Contrairement à ce que soutient l’assurée, les deux attestations de son expert-comptables (pièces 3 et 54) et les comptes annuels relatifs à l’exercice 2019 (du 1er/01/2019 au 31/12/2019 pièce 64) ne suffisent pas à déterminer l’indemnité due par AXA au titre de ses pertes d’exploitation, ces dernières ne se réduisant pas à la seule perte de chiffre d’affaires.
C’est donc à juste titre que le premier juge a ordonné une expertise comptable confiée à Mr X Y, afin d’évaluer le montant des dommages subis par la SARL L’ATELIER DE PAULINE, constitués par la perte de marge brute pour la période allant du 15 mars 2020 au 2 juin 2020 et du 30 octobre 2020 jusqu’à la date de réouverture autorisée de cette activité dans la limite de trois mois, et le jugement déféré doit être ici confirmé, y compris en ce que le premier juge a mis à la charge de la SARL L’ATELIER DE PAULINE une consignation de 1 500 euros, sauf à ajouter à la mission confiée à l’expert les chefs de mission suivants :
— examiner les documents comptables, notamment les bilans et comptes d’exploitation sur les trois années antérieures au sinistre, ainsi que le détail des comptes sur l’année 2020,
— préciser le montant des aides et/ou subventions octroyées par l’Etat à la SARL L’ATELIER DE PAULINE et donner son avis sur l’incidence de ces aides et/ou subventions sur le sinistre.
Alors que la société L’ATELIER DE PAULINE établit avoir fait deux déclarations de sinistre pour la période allant du 15 mars 2020 au 2 juin 2020 et celle ayant débuté le 30 octobre 2020, elle n’est pas fondée à réclamer une provision à valoir sur les pertes d’exploitation indemnisables 'sur l’ensemble des fermetures administratives dont elle a fait l’objet en 2020 et 2021" comme elle le sollicite.
Et, elle n’est pas davantage fondée à réclamer une provision complémentaire pour la période de fermeture du restaurant ayant précédé le dimanche de Pâques, en application de la clause figurant aux conditions particulières de la police ainsi libellée: 'cette garantie (perte d’exploitation) vous est accordée pour les six semaines qui précèdent les fêtes de Noël, Jour de l’An et Pâques sans qu’il soit fait application de la franchise spécifique concernant les trois premiers jours ouvrés' (page 8), dans la mesure où cette clause ne déroge pas à la clause principale susvisée stipulant que la garantie perte d’exploitation est indemnisée tant que les résultats de l’établissement sont affectés par le sinistre dans la limite de trois mois, et qu’elle concerne seulement l’application ou non de la franchise, comme le fait valoir à juste titre l’assureur.

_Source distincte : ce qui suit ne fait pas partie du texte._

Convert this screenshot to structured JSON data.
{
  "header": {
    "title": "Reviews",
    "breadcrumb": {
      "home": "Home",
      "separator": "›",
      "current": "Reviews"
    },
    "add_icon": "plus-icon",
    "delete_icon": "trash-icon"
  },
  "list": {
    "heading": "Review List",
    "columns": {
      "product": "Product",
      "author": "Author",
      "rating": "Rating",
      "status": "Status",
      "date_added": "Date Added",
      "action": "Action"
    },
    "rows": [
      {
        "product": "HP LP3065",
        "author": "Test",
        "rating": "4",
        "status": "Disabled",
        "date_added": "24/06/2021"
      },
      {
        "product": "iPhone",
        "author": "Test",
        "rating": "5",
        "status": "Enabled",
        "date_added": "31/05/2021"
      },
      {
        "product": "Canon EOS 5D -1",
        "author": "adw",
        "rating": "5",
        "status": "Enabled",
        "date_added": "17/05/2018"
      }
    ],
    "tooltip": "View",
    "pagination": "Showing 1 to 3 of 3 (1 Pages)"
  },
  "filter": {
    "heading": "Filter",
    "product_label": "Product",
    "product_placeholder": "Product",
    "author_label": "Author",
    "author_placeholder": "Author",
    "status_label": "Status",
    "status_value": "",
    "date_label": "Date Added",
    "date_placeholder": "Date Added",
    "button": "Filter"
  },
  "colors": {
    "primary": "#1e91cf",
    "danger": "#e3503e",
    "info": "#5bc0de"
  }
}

En l’état des seules pièces comptables produites par l’assurée (pièces 3, 54 et 64), le premier juge a exactement alloué à la SARL L’ATELIER DE PAULINE une provision de 65 000 euros à valoir sur les deux sinistres déclarés.

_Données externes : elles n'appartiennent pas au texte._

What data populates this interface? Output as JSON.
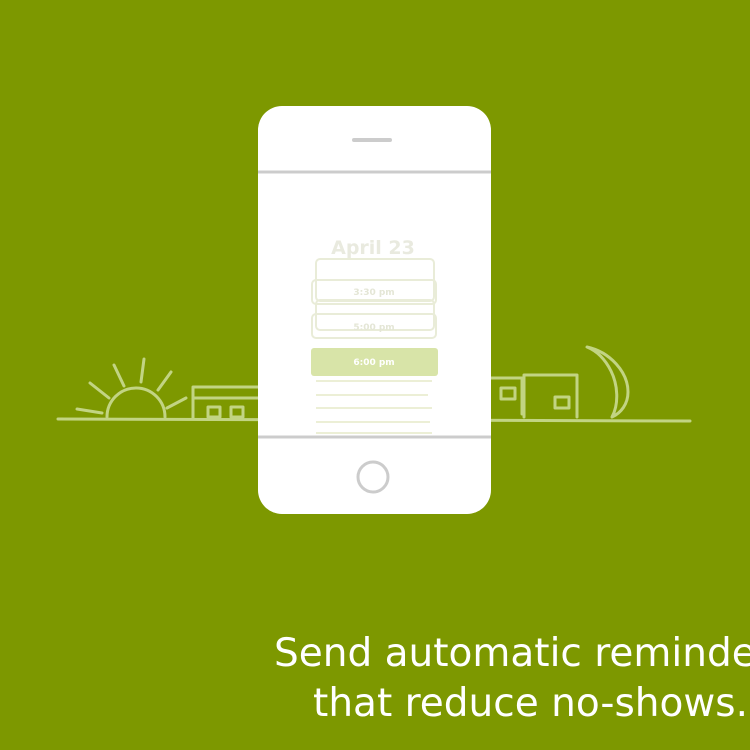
{
  "colors": {
    "background": "#7d9800",
    "phone": "#ffffff",
    "line_art": "#c2d483",
    "screen_line": "#ecefd6",
    "selected_row": "#d8e4a8"
  },
  "calendar": {
    "date": "April 23",
    "times": [
      {
        "label": "3:30 pm",
        "selected": false
      },
      {
        "label": "5:00 pm",
        "selected": false
      },
      {
        "label": "6:00 pm",
        "selected": true
      }
    ]
  },
  "caption": {
    "line1": "Send automatic reminders",
    "line2": "that reduce no-shows."
  },
  "icons": [
    "sun-icon",
    "moon-icon",
    "house-icon",
    "home-button-icon"
  ]
}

En conséquence, le jugement déféré doit être ici confirmé.
Sur les dépens et l’article 700 du code de procédure civile :
Succombant principalement, la SA AXA FRANCE IARD supportera les dépens d’appel et devra régler à la société L’ATELIER DE PAULINE une indemnité de 5 000 euros au titre de l’article 700 du code de procédure civile.
PAR CES MOTIFS
LA COUR :
Statuant publiquement et contradictoirement,
CONFIRME le jugement déféré,
ET Y AJOUTANT,
AJOUTE à la mission confiée à l’expert X Y les chefs de mission suivants:
— examiner les documents comptables, notamment les bilans et comptes d’exploitation sur les trois années antérieures à chaque sinistre, ainsi que le détail des comptes sur l’année 2020,
— préciser le montant des aides et/ou subventions octroyées par l’Etat à la SARL L’ATELIER DE PAULINE et donner son avis sur l’incidence de ces aides et/ou subventions sur le sinistre,
CONDAMNE la SA AXA FRANCE IARD à payer à la SARL L’ATELIER DE PAULINE une indemnité de 5 000 euros au titre de l’article 700 du code de procédure civile,
CONDAMNE la SA AXA FRANCE IARD aux dépens d’appel et en ordonne la distraction en application des dispositions de l’article 699 du code de procédure civile.